Hadoop User Group Ireland Meetup (24 June 2015): An Introduction to Spark
Thanks again to everyone who attended the third Hadoop User Group Ireland meetup. Also thanks to Bank of Ireland Grand Canal Square for making the venue available. Participants in the event can send feedback to their Twitter and Facebook accounts: facebook.com/BOIGrandCanalSquare
Also thanks to Étienne from Idiro and Antonio from HP for their great presentations. We have all of the presentations made available for download.
The meetup was another great success with more than 50 participants. I have a couple of pictures from the event below.
Unfortunately, we were not able to video tape the event this time around. But if you have any questions just get in touch with us.
The presentations can be downloaded here.
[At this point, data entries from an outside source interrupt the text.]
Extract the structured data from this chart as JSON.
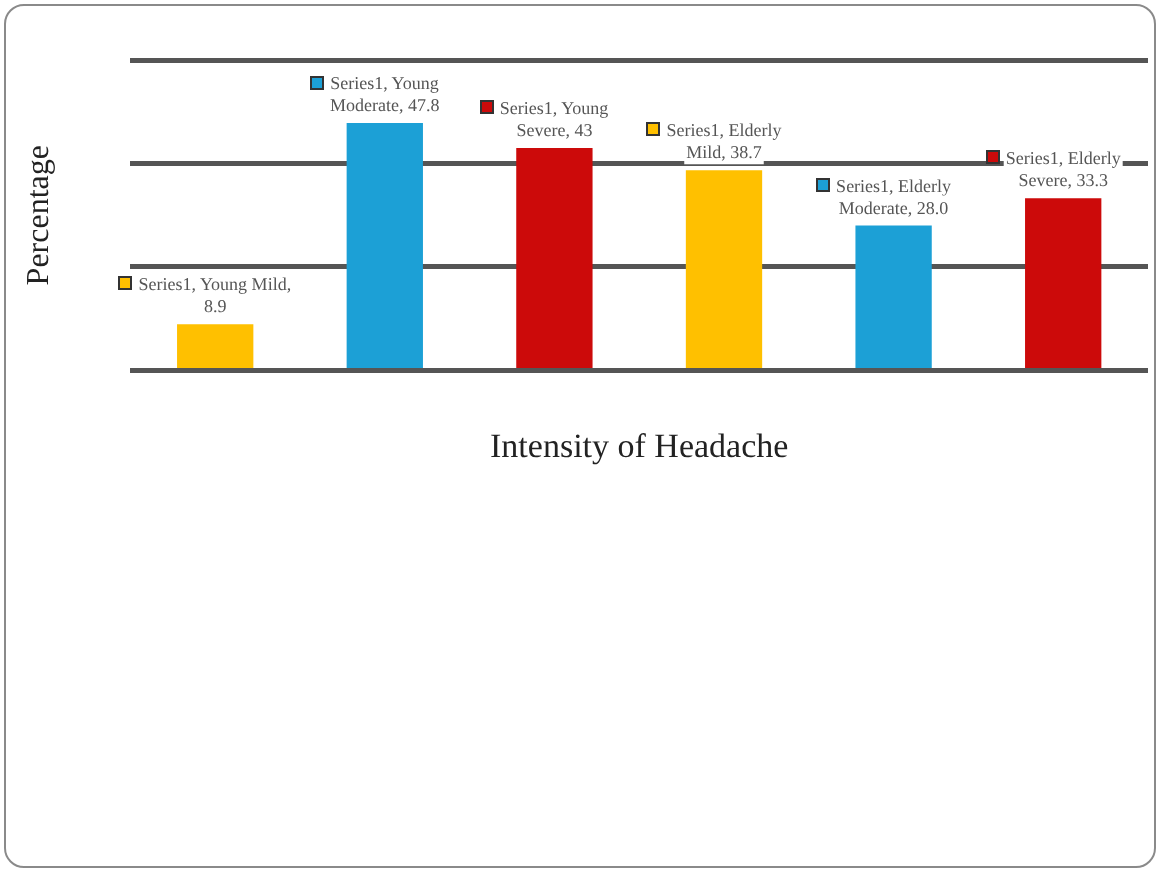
{
  "chart_data": {
    "type": "bar",
    "xlabel": "Intensity of Headache",
    "ylabel": "Percentage",
    "categories": [
      null,
      null,
      null,
      null,
      null,
      null
    ],
    "values": [
      8.9,
      47.8,
      43,
      38.7,
      28.0,
      33.3
    ],
    "colors": [
      "#ffc000",
      "#1ca0d6",
      "#cc0a0a",
      "#ffc000",
      "#1ca0d6",
      "#cc0a0a"
    ],
    "value_labels": [
      "Series1, Young Mild, 8.9",
      "Series1, Young Moderate, 47.8",
      "Series1, Young Severe, 43",
      "Series1, Elderly Mild, 38.7",
      "Series1, Elderly Moderate, 28.0",
      "Series1, Elderly Severe, 33.3"
    ],
    "ylim": [
      0,
      60
    ],
    "yticks": [
      {
        "value": 0,
        "label": null
      },
      {
        "value": 20,
        "label": null
      },
      {
        "value": 40,
        "label": null
      },
      {
        "value": 60,
        "label": null
      }
    ],
    "grid": "y",
    "legend": false
  }
}
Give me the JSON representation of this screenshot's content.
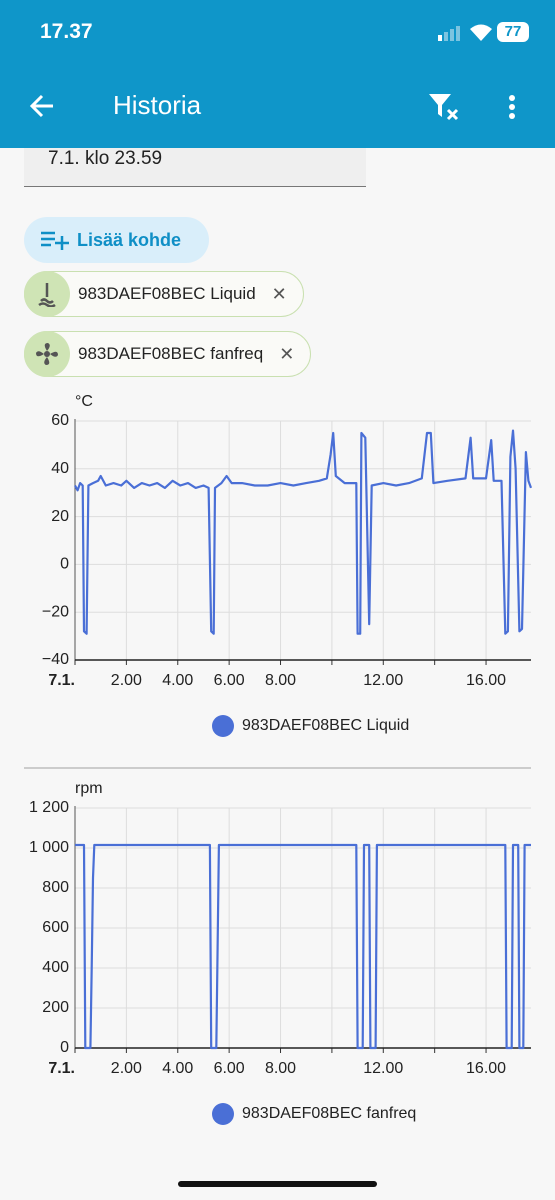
{
  "status_bar": {
    "time": "17.37",
    "battery": "77"
  },
  "app_bar": {
    "title": "Historia"
  },
  "date_field": {
    "value": "7.1. klo 23.59"
  },
  "add_button": {
    "label": "Lisää kohde"
  },
  "chips": [
    {
      "label": "983DAEF08BEC Liquid"
    },
    {
      "label": "983DAEF08BEC fanfreq"
    }
  ],
  "chart_data": [
    {
      "type": "line",
      "y_label": "°C",
      "x": [
        0,
        0.1,
        0.2,
        0.3,
        0.35,
        0.45,
        0.52,
        0.7,
        0.9,
        1.0,
        1.2,
        1.5,
        1.8,
        2.0,
        2.3,
        2.6,
        2.9,
        3.2,
        3.5,
        3.8,
        4.1,
        4.4,
        4.7,
        5.0,
        5.2,
        5.3,
        5.4,
        5.45,
        5.7,
        5.9,
        6.1,
        6.5,
        7.0,
        7.5,
        8.0,
        8.5,
        9.0,
        9.5,
        9.8,
        9.95,
        10.05,
        10.15,
        10.5,
        10.95,
        11.0,
        11.1,
        11.15,
        11.3,
        11.45,
        11.55,
        12.0,
        12.5,
        13.0,
        13.5,
        13.7,
        13.85,
        13.95,
        14.5,
        15.2,
        15.4,
        15.5,
        16.0,
        16.2,
        16.3,
        16.6,
        16.75,
        16.85,
        16.95,
        17.05,
        17.15,
        17.3,
        17.4,
        17.55,
        17.65,
        17.75
      ],
      "series": [
        {
          "name": "983DAEF08BEC Liquid",
          "color": "#4a6fd6",
          "values": [
            33,
            31,
            34,
            33,
            -28,
            -29,
            33,
            34,
            35,
            37,
            33,
            34,
            33,
            35,
            32,
            34,
            33,
            34,
            32,
            35,
            33,
            34,
            32,
            33,
            32,
            -28,
            -29,
            32,
            34,
            37,
            34,
            34,
            33,
            33,
            34,
            33,
            34,
            35,
            36,
            46,
            55,
            37,
            34,
            34,
            -29,
            -29,
            55,
            53,
            -25,
            33,
            34,
            33,
            34,
            36,
            55,
            55,
            34,
            35,
            36,
            53,
            36,
            36,
            52,
            35,
            35,
            -29,
            -28,
            45,
            56,
            40,
            -28,
            -27,
            47,
            35,
            32
          ]
        }
      ],
      "xlim": [
        0,
        17.75
      ],
      "xticks": [
        {
          "value": 0,
          "label": "7.1."
        },
        {
          "value": 2,
          "label": "2.00"
        },
        {
          "value": 4,
          "label": "4.00"
        },
        {
          "value": 6,
          "label": "6.00"
        },
        {
          "value": 8,
          "label": "8.00"
        },
        {
          "value": 10,
          "label": null
        },
        {
          "value": 12,
          "label": "12.00"
        },
        {
          "value": 14,
          "label": null
        },
        {
          "value": 16,
          "label": "16.00"
        }
      ],
      "ylim": [
        -40,
        60
      ],
      "yticks": [
        {
          "value": -40,
          "label": "−40"
        },
        {
          "value": -20,
          "label": "−20"
        },
        0,
        20,
        40,
        60
      ],
      "grid": true
    },
    {
      "type": "line",
      "y_label": "rpm",
      "x": [
        0,
        0.35,
        0.4,
        0.6,
        0.65,
        0.7,
        0.75,
        5.25,
        5.3,
        5.5,
        5.55,
        5.6,
        10.95,
        11.0,
        11.2,
        11.25,
        11.45,
        11.5,
        11.7,
        11.75,
        16.75,
        16.8,
        17.0,
        17.05,
        17.25,
        17.3,
        17.45,
        17.5,
        17.75
      ],
      "series": [
        {
          "name": "983DAEF08BEC fanfreq",
          "color": "#4a6fd6",
          "values": [
            1015,
            1015,
            0,
            0,
            400,
            850,
            1015,
            1015,
            0,
            0,
            500,
            1015,
            1015,
            0,
            0,
            1015,
            1015,
            0,
            0,
            1015,
            1015,
            0,
            0,
            1015,
            1015,
            0,
            0,
            1015,
            1015
          ]
        }
      ],
      "xlim": [
        0,
        17.75
      ],
      "xticks": [
        {
          "value": 0,
          "label": "7.1."
        },
        {
          "value": 2,
          "label": "2.00"
        },
        {
          "value": 4,
          "label": "4.00"
        },
        {
          "value": 6,
          "label": "6.00"
        },
        {
          "value": 8,
          "label": "8.00"
        },
        {
          "value": 10,
          "label": null
        },
        {
          "value": 12,
          "label": "12.00"
        },
        {
          "value": 14,
          "label": null
        },
        {
          "value": 16,
          "label": "16.00"
        }
      ],
      "ylim": [
        0,
        1200
      ],
      "yticks": [
        0,
        200,
        400,
        600,
        800,
        {
          "value": 1000,
          "label": "1 000"
        },
        {
          "value": 1200,
          "label": "1 200"
        }
      ],
      "grid": true
    }
  ]
}
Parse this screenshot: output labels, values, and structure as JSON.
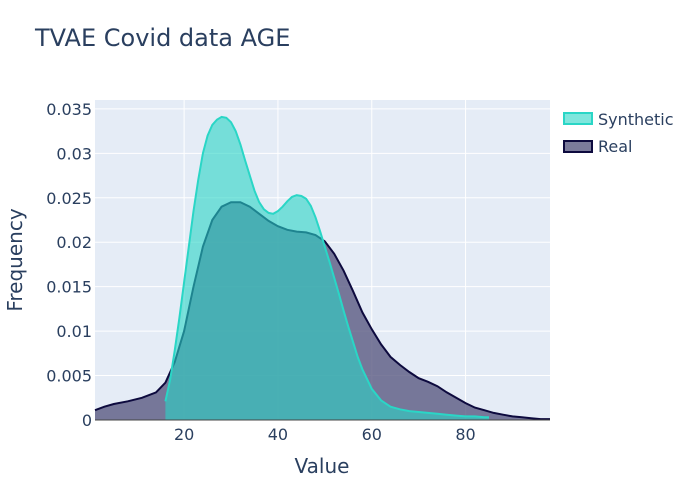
{
  "chart_data": {
    "type": "area",
    "title": "TVAE Covid data AGE",
    "xlabel": "Value",
    "ylabel": "Frequency",
    "xlim": [
      1,
      98
    ],
    "ylim": [
      0,
      0.036
    ],
    "x_ticks": [
      20,
      40,
      60,
      80
    ],
    "x_tick_labels": [
      "20",
      "40",
      "60",
      "80"
    ],
    "y_ticks": [
      0,
      0.005,
      0.01,
      0.015,
      0.02,
      0.025,
      0.03,
      0.035
    ],
    "y_tick_labels": [
      "0",
      "0.005",
      "0.01",
      "0.015",
      "0.02",
      "0.025",
      "0.03",
      "0.035"
    ],
    "grid": true,
    "legend_position": "top-right",
    "series": [
      {
        "name": "Real",
        "fill": "#5a5a82",
        "line": "#0d0a3e",
        "x": [
          1,
          3,
          5,
          8,
          11,
          14,
          16,
          18,
          20,
          22,
          24,
          26,
          28,
          30,
          32,
          34,
          36,
          38,
          40,
          42,
          44,
          46,
          48,
          50,
          52,
          54,
          56,
          58,
          60,
          62,
          64,
          66,
          68,
          70,
          72,
          74,
          76,
          78,
          80,
          82,
          84,
          86,
          88,
          90,
          92,
          94,
          96,
          98
        ],
        "y": [
          0.0011,
          0.0015,
          0.0018,
          0.0021,
          0.0025,
          0.0031,
          0.0042,
          0.0065,
          0.01,
          0.015,
          0.0195,
          0.0225,
          0.024,
          0.0245,
          0.0245,
          0.024,
          0.0232,
          0.0224,
          0.0218,
          0.0214,
          0.0212,
          0.0211,
          0.0208,
          0.0201,
          0.0187,
          0.0168,
          0.0145,
          0.0121,
          0.0102,
          0.0085,
          0.0071,
          0.0062,
          0.0054,
          0.0047,
          0.0043,
          0.0038,
          0.0031,
          0.0025,
          0.0019,
          0.0014,
          0.0011,
          0.0008,
          0.0006,
          0.0004,
          0.0003,
          0.0002,
          0.0001,
          0.0001
        ]
      },
      {
        "name": "Synthetic",
        "fill": "#2ad6c6",
        "line": "#2ad6c6",
        "x": [
          16,
          17,
          18,
          19,
          20,
          21,
          22,
          23,
          24,
          25,
          26,
          27,
          28,
          29,
          30,
          31,
          32,
          33,
          34,
          35,
          36,
          37,
          38,
          39,
          40,
          41,
          42,
          43,
          44,
          45,
          46,
          47,
          48,
          49,
          50,
          51,
          52,
          53,
          54,
          55,
          56,
          57,
          58,
          60,
          62,
          64,
          66,
          68,
          70,
          72,
          74,
          76,
          78,
          80,
          82,
          84,
          85
        ],
        "y": [
          0.0021,
          0.0045,
          0.0078,
          0.0115,
          0.0155,
          0.0195,
          0.0235,
          0.027,
          0.03,
          0.032,
          0.0332,
          0.0338,
          0.0341,
          0.034,
          0.0335,
          0.0325,
          0.031,
          0.0292,
          0.0275,
          0.0258,
          0.0245,
          0.0237,
          0.0233,
          0.0232,
          0.0235,
          0.024,
          0.0246,
          0.0251,
          0.0253,
          0.0252,
          0.0249,
          0.0241,
          0.0228,
          0.0212,
          0.0195,
          0.0178,
          0.016,
          0.0142,
          0.0123,
          0.0105,
          0.0088,
          0.0071,
          0.0057,
          0.0035,
          0.0022,
          0.0015,
          0.0012,
          0.001,
          0.0009,
          0.0008,
          0.0007,
          0.0006,
          0.0005,
          0.0004,
          0.0004,
          0.0003,
          0.0003
        ]
      }
    ]
  }
}
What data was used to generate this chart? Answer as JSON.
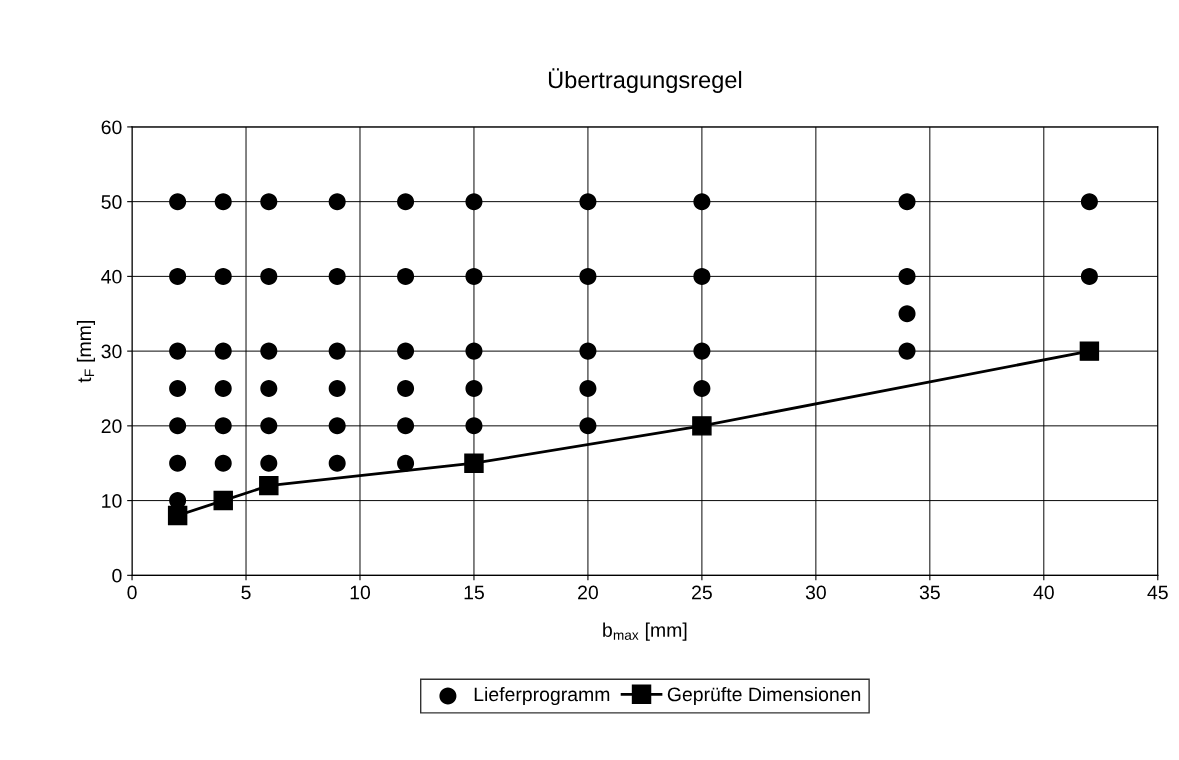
{
  "chart_data": {
    "type": "scatter",
    "title": "Übertragungsregel",
    "xlabel": "b$_{max}$ [mm]",
    "ylabel": "t$_{F}$ [mm]",
    "xlim": [
      0,
      45
    ],
    "xticks": [
      0,
      5,
      10,
      15,
      20,
      25,
      30,
      35,
      40,
      45
    ],
    "ylim": [
      0,
      60
    ],
    "yticks": [
      0,
      10,
      20,
      30,
      40,
      50,
      60
    ],
    "grid": true,
    "legend": "bottom",
    "series": [
      {
        "name": "Lieferprogramm",
        "marker": "circle",
        "color": "#000000",
        "x": [
          2,
          2,
          2,
          2,
          2,
          2,
          2,
          4,
          4,
          4,
          4,
          4,
          4,
          4,
          6,
          6,
          6,
          6,
          6,
          6,
          9,
          9,
          9,
          9,
          9,
          9,
          12,
          12,
          12,
          12,
          12,
          12,
          15,
          15,
          15,
          15,
          15,
          20,
          20,
          20,
          20,
          20,
          25,
          25,
          25,
          25,
          34,
          34,
          34,
          34,
          42,
          42
        ],
        "values": [
          50,
          40,
          30,
          25,
          20,
          15,
          10,
          50,
          40,
          30,
          25,
          20,
          15,
          10,
          50,
          40,
          30,
          25,
          20,
          15,
          50,
          40,
          30,
          25,
          20,
          15,
          50,
          40,
          30,
          25,
          20,
          15,
          50,
          40,
          30,
          25,
          20,
          50,
          40,
          30,
          25,
          20,
          50,
          40,
          30,
          25,
          50,
          40,
          35,
          30,
          50,
          40
        ]
      },
      {
        "name": "Geprüfte Dimensionen",
        "type": "line",
        "marker": "square",
        "line_style": "solid",
        "color": "#000000",
        "x": [
          2,
          4,
          6,
          15,
          25,
          42
        ],
        "values": [
          8,
          10,
          12,
          15,
          20,
          30
        ]
      }
    ]
  }
}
There were a couple of points I missed to mention in my presentation on Spark:
- Spark achieves resilience through recomputing results from the underlying data or in some scenarios also uses checkpointing (e.g. Spark Streaming). You may wonder if we still need a distributed filesystem such as the MapR-FS or S3? The answer is yes. Just imagine you lose the node where the original data is located. You wouldn’t be able to recompute as the data is gone. In summary, it is still best practice to run Spark against a distributed file system.
- If you set an RDD down to HDFS or MapR-FS you should set the replication factor to 1 at the moment you can only override this on a per Spark application level). Resilience for RDDs is achieved recomputation from the lineage graph.
- While RDDs sit in memory, any shuffle/reduce phase will set the data down to disk for serialization before sending it across the network. So this is not pure in memory computing. Tachyon could help here as well.
- At Sonra we completely denormalize data sets (for querying only). Kimball and dimensional modelling is dead in the age of Big Data. Think of columnar compression algorithms.